Kalau boleh dikatakan itu salib yang harus dipikul. Ya, saya rela memikulnya. Yang penting jemaat terdidik sekarang, untuk menjadi jemaat yang open minded. Rekan-rekan Muslim yang berkunjung ke gereja, maupun kita silaturahmi ke pesantren jadi bisa terbuka, sekarang. Saya senang dengan itu,” ungkap Pdt. Kukuh.

Bermula dari keresahan akibat imbas isu SARA dalam Pemilukada di Jakarta, Pdt. Kukuh meniatkan untuk memulai langkah kecil. Akhir Maret 2017, bersama remaja dan pemuda peserta katekisasi dari GKI Pamitran dan Jatibarang, mereka live in di salah satu pesantren (Bapenpori Pesantren Babakan Ciwaringin). Silaturahmi itu pun terus berlanjut, di malam Natal, GKI Pamitran gantian dikunjungi oleh para santri. Bahkan di sejumlah acara seperti tujuhbelasan, mereka tetap melakukan acara bersama.

Awalnya tentu banyak sekali kekhawatiran.
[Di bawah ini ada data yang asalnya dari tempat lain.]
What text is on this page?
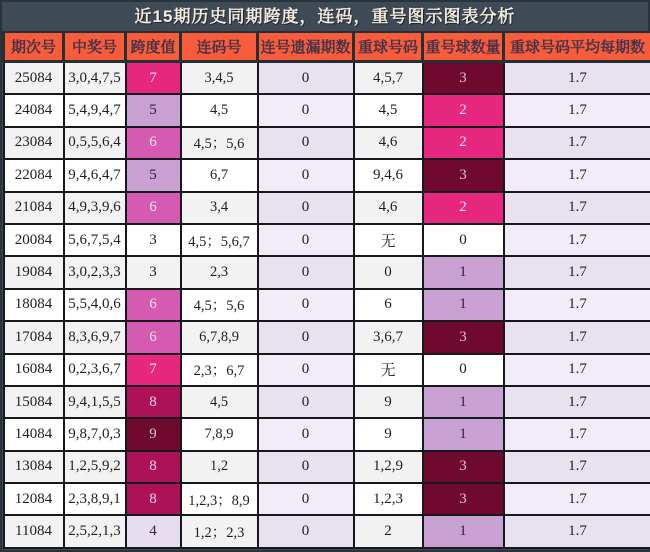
近15期历史同期跨度，连码，重号图示图表分析
期次号	中奖号	跨度值	连码号	连号遗漏期数	重球号码	重号球数量	重球号码平均每期数
25084	3,0,4,7,5	7	3,4,5	0	4,5,7	3	1.7
24084	5,4,9,4,7	5	4,5	0	4,5	2	1.7
23084	0,5,5,6,4	6	4,5；5,6	0	4,6	2	1.7
22084	9,4,6,4,7	5	6,7	0	9,4,6	3	1.7
21084	4,9,3,9,6	6	3,4	0	4,6	2	1.7
20084	5,6,7,5,4	3	4,5；5,6,7	0	无	0	1.7
19084	3,0,2,3,3	3	2,3	0	0	1	1.7
18084	5,5,4,0,6	6	4,5；5,6	0	6	1	1.7
17084	8,3,6,9,7	6	6,7,8,9	0	3,6,7	3	1.7
16084	0,2,3,6,7	7	2,3；6,7	0	无	0	1.7
15084	9,4,1,5,5	8	4,5	0	9	1	1.7
14084	9,8,7,0,3	9	7,8,9	0	9	1	1.7
13084	1,2,5,9,2	8	1,2	0	1,2,9	3	1.7
12084	2,3,8,9,1	8	1,2,3；8,9	0	1,2,3	3	1.7
11084	2,5,2,1,3	4	1,2；2,3	0	2	1	1.7
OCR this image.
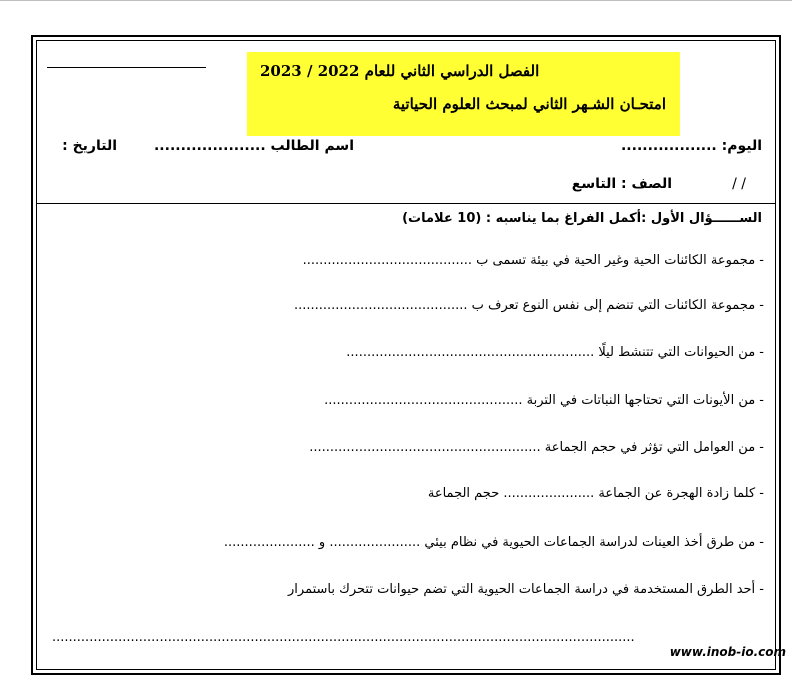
الفصل الدراسي الثاني للعام 2022 / 2023
امتحـان الشـهر الثاني لمبحث العلوم الحياتية
اليوم: ..................
اسم الطالب .....................
التاريخ :
الصف : التاسع	/ /
الســــــؤال الأول :أكمل الفراغ بما يناسبه : (10 علامات)
- مجموعة الكائنات الحية وغير الحية في بيئة تسمى ب .........................................
- مجموعة الكائنات التي تنضم إلى نفس النوع تعرف ب ..........................................
- من الحيوانات التي تتنشط ليلًا ............................................................
- من الأيونات التي تحتاجها النباتات في التربة ................................................
- من العوامل التي تؤثر في حجم الجماعة ........................................................
- كلما زادة الهجرة عن الجماعة ...................... حجم الجماعة
- من طرق أخذ العينات لدراسة الجماعات الحيوية في نظام بيئي ...................... و ......................
- أحد الطرق المستخدمة في دراسة الجماعات الحيوية التي تضم حيوانات تتحرك باستمرار
.............................................................................................................................................
www.inob-io.com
Para majelis khawatir hal seperti itu bisa menggoyahkan iman. Bahkan para peserta katekisasi, yang umumnya jarang bergaul dengan rekan Muslim, juga punya sejumlah keresahan. Namun, siapa sangka mereka jadi sangat bersahabat dengan para santri. Sampai sekarang pun mereka tetap menjalin relasi.

BACA JUGA  Ada Cinta Untuk Semua: Upaya Gereja Mengasihi Sesama Anak Bangsa

Pria kelahiran Tangerang, 35 tahun silam itu merencanakan akan terus melakukan hal serupa. Ia bahkan menularkan semangat itu ke lembaga pendidikan Kristen, seperti BPK Penabur agar melakukan program berkunjung ke rumah ibadah umat beragama lain. Mengenalkan keragaman sedari dini.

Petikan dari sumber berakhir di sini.